(ST PETERSBURG, RUSSIA) – Ukraine has executed one of its most far reaching drone campaigns of the war, striking targets from St Petersburg to locations more than 2,000 kilometres from its border beyond the Ural Mountains. The attacks have prompted open accusations from Russian commentators that the Russian dictator, Vladimir Putin, is misleading the public about the scale of the destruction.
Among the targets hit overnight was a massive fuel storage facility in Krasnodar Krai, one of the largest in southern Russia. Russian military bloggers warn that growing attacks on fuel infrastructure and logistics routes are beginning to threaten supplies needed to sustain frontline operations.

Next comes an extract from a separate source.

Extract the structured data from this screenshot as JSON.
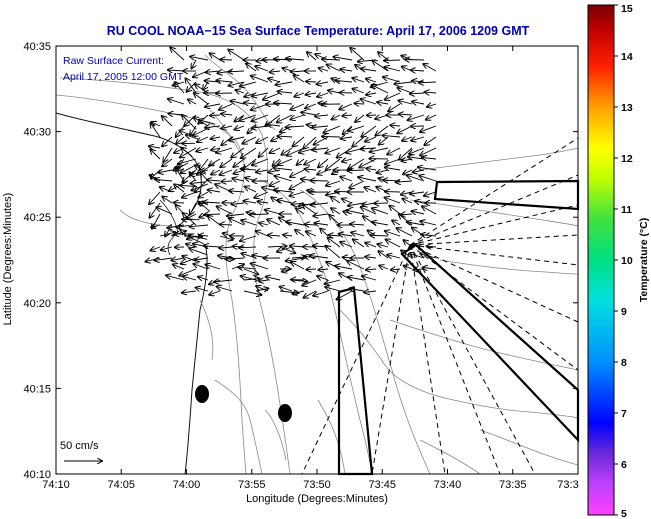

The fuel crisis in occupied Crimea continues to deepen. Residents are reportedly leaving the peninsula in search of petrol, only to find shortages spreading into neighbouring Russian regions. Some shops have introduced purchase limits as shelves empty, while occupation authorities have established a hotline for people seeking assistance to leave Crimea.
Russia’s oil refining sector is facing mounting pressure as repeated Ukrainian strikes disrupt production, storage and transportation networks. At the St Petersburg International Economic Forum, however, Putin attempted to downplay the recent attacks. He claimed Ukrainian forces had struck little more than a coal storage area. Videos and satellite imagery tell a starkly different story, showing significant damage to oil facilities and Baltic Fleet infrastructure near St Petersburg.
Meanwhile, prominent Russian military bloggers acknowledge that Russian forces are losing ground in several sectors of the front. Despite the deteriorating situation, Foreign Minister Sergei Lavrov continues to insist that Moscow’s objectives remain unchanged, repeating Kremlin claims about “protecting Russian speakers” in Ukraine.
On the battlefield, Ukrainian forces are expanding their ability to interdict Russian logistics in the south. Reports indicate growing Ukrainian fire control over routes stretching from Melitopol toward Chonhar, further complicating the movement of supplies and reinforcements between occupied Crimea and Russian forces operating in southern Kherson Oblast.